Question

The following equilibrium reaction is given at 25°C

$Cu^{2+}(aq) + Sn^{2+}(aq) \rightleftharpoons Sn^{4+}(aq) + Cu(s)$

$E^\circ_{Cu^{2+}/Cu} = 0.34 \ V$

$E^\circ_{Sn^{4+}/Sn^{2+}} = 0.15 \ V$

If the gibbs free energy change for this reaction is X kJ/mol. Then calculate the value of $\frac{X}{6}$ (magnitude only) to nearest integer.

Answer 1

6

Answer 2

1. Identify the reduction (cathode) and oxidation (anode) half-reactions from the given overall reaction.

2. Determine the number of electrons (n) transferred in the balanced reaction.

3. Calculate the standard cell potential ($E^\circ_{cell}$) using the formula $E^\circ_{cell} = E^\circ_{cathode} - E^\circ_{anode}$, where $E^\circ_{cathode}$ and $E^\circ_{anode}$ are the standard reduction potentials of the respective half-reactions.

4. Calculate the standard Gibbs free energy change ($\Delta G^\circ$) using the formula $\Delta G^\circ = -nFE^\circ_{cell}$.

5. The calculated $\Delta G^\circ$ is X kJ/mol. Take the magnitude of X and divide it by 6.

6. Round the result to the nearest integer.

Solution:

The given equilibrium reaction is:

$Cu^{2+}(aq) + Sn^{2+}(aq) \rightleftharpoons Sn^{4+}(aq) + Cu(s)$

The standard electrode potentials are:

$E^\circ(Cu^{2+}/Cu) = 0.34 \ V$

$E^\circ(Sn^{4+}/Sn^{2+}) = 0.15 \ V$

First, let's identify the oxidation and reduction half-reactions from the given overall reaction:

1. Reduction half-reaction: $Cu^{2+}(aq) + 2e^- \rightarrow Cu(s)$

   The standard reduction potential for this half-reaction is $E^\circ(Cu^{2+}/Cu) = 0.34 \ V$. This occurs at the cathode.

2. Oxidation half-reaction: $Sn^{2+}(aq) \rightarrow Sn^{4+}(aq) + 2e^-$

   The standard reduction potential for the $Sn^{4+}/Sn^{2+}$ couple is $E^\circ(Sn^{4+}/Sn^{2+}) = 0.15 \ V$. This means that $Sn^{4+} + 2e^- \rightarrow Sn^{2+}$ has $E^\circ = 0.15 \ V$. Since $Sn^{2+}$ is oxidized to $Sn^{4+}$ in our reaction, this occurs at the anode.
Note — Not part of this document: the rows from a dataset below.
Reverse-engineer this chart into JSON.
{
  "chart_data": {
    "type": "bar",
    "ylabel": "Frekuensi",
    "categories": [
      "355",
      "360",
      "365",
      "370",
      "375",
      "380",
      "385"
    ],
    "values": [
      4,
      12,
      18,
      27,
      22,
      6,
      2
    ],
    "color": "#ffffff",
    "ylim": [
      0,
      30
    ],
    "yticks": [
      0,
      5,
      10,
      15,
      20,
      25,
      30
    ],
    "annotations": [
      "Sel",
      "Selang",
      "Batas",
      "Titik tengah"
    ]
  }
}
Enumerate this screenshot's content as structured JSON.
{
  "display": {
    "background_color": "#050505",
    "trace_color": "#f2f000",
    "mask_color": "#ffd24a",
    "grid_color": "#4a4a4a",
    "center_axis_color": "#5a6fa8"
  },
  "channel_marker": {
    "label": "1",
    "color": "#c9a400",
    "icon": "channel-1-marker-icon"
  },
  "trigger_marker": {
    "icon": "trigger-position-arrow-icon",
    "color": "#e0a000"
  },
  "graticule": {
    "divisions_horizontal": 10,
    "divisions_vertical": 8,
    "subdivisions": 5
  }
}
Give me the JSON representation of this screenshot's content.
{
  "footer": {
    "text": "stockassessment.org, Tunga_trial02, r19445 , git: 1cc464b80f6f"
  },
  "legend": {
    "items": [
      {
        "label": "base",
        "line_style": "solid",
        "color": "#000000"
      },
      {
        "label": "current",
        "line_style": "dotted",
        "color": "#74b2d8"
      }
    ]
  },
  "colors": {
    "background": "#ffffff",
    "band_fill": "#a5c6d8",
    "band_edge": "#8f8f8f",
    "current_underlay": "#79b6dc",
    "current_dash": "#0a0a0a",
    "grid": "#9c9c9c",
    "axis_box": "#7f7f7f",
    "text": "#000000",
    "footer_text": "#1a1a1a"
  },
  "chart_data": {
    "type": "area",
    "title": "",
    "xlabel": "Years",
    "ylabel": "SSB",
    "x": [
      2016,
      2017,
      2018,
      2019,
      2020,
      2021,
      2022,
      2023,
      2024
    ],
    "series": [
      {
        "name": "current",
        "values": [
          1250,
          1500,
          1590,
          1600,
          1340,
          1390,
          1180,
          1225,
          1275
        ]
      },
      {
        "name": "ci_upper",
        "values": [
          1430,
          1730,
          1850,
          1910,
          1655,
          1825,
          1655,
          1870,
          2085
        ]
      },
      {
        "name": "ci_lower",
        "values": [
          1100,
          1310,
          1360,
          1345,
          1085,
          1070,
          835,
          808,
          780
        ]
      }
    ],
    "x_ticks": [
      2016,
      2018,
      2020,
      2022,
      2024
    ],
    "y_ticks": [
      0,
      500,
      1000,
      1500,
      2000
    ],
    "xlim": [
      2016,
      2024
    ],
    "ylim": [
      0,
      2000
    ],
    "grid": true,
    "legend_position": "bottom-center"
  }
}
From the half-reactions, we can see that the number of electrons transferred (n) is 2.

Next, calculate the standard cell potential ($E^\circ_{cell}$):

$E^\circ_{cell} = E^\circ_{cathode} - E^\circ_{anode}$

Using standard reduction potentials:

$E^\circ_{cell} = E^\circ(Cu^{2+}/Cu) - E^\circ(Sn^{4+}/Sn^{2+})$

$E^\circ_{cell} = 0.34 \ V - 0.15 \ V$

$E^\circ_{cell} = 0.19 \ V$

Now, calculate the standard Gibbs free energy change ($\Delta G^\circ$) for the reaction using the formula:

$\Delta G^\circ = -nFE^\circ_{cell}$

Where:

n = number of electrons transferred = 2

F = Faraday constant = 96485 C/mol

$E^\circ_{cell}$ = standard cell potential = 0.19 V

$\Delta G^\circ = - (2 \ mol \ e^-) \times (96485 \ C/mol \ e^-) \times (0.19 \ J/C)$

$\Delta G^\circ = - 36664.3 \ J$

Convert Joules to kilojoules:

$\Delta G^\circ = - 36664.3 \ J / 1000 \ J/kJ$

$\Delta G^\circ = - 36.6643 \ kJ/mol$

The problem states that the Gibbs free energy change for this reaction is X kJ/mol.

So, X = -36.6643 kJ/mol.

We need to calculate the value of X/6 (magnitude only) to the nearest integer.

Magnitude of X = |-36.6643| = 36.6643

Now, calculate |X|/6:

|X|/6 = 36.6643 / 6

|X|/6 = 6.110716...

Rounding this value to the nearest integer gives 6.